Class ElkanKMeansPlusPlusClusterer<T extends Clusterable>

  • Type Parameters:
    T - Type of the points to cluster.

    public class ElkanKMeansPlusPlusClusterer<T extends Clusterable>
    extends KMeansPlusPlusClusterer<T>
    Implementation of k-means++ algorithm. It is based on
    Elkan, Charles. "Using the triangle inequality to accelerate k-means." ICML. Vol. 3. 2003.

    Algorithm uses triangle inequality to speed up computation, by reducing the amount of distances calculations. Towards the last iterations of the algorithm, points which already assigned to some cluster are unlikely to move to a new cluster; updates of cluster centers are also usually relatively small. Triangle inequality is thus used to determine the cases where distance computation could be skipped since center move only a little, without affecting points partitioning.

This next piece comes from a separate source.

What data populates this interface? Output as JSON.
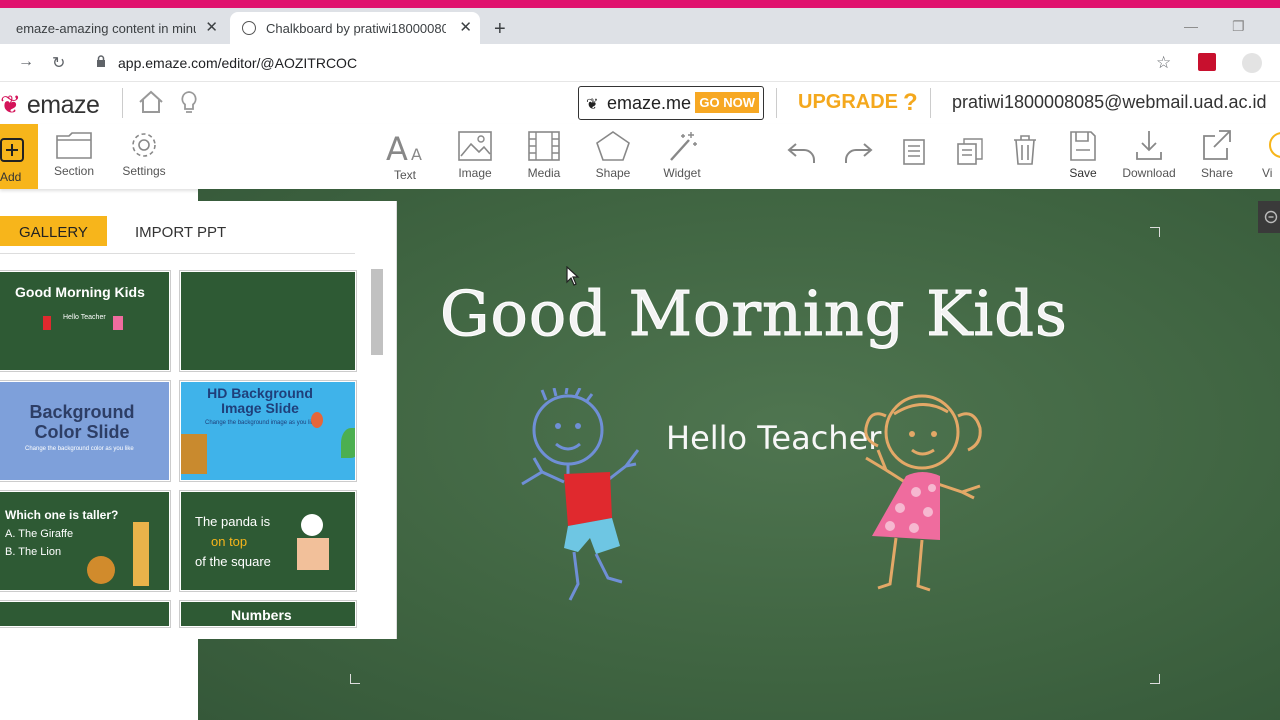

    For initial centers seeding, we apply the algorithm described in

    Arthur, David, and Sergei Vassilvitskii. "k-means++: The advantages of careful seeding." Proceedings of the eighteenth annual ACM-SIAM symposium on Discrete algorithms. Society for Industrial and Applied Mathematics, 2007.
    • Constructor Detail

      • ElkanKMeansPlusPlusClusterer

        public ElkanKMeansPlusPlusClusterer​(int k,
                                            int maxIterations,
                                            DistanceMeasure measure,
                                            org.apache.commons.rng.UniformRandomProvider random)
        Parameters:
        k - Clustering parameter.
        maxIterations - Allowed number of iterations.
        measure - Distance measure.
        random - Random generator.
      • ElkanKMeansPlusPlusClusterer

        public ElkanKMeansPlusPlusClusterer​(int k,
                                            int maxIterations,
                                            DistanceMeasure measure,
                                            org.apache.commons.rng.UniformRandomProvider random,
                                            KMeansPlusPlusClusterer.EmptyClusterStrategy emptyStrategy)
        Parameters:
        k - Clustering parameter.
        maxIterations - Allowed number of iterations.
        measure - Distance measure.
        random - Random generator.
        emptyStrategy - Strategy for handling empty clusters that may appear during algorithm progress.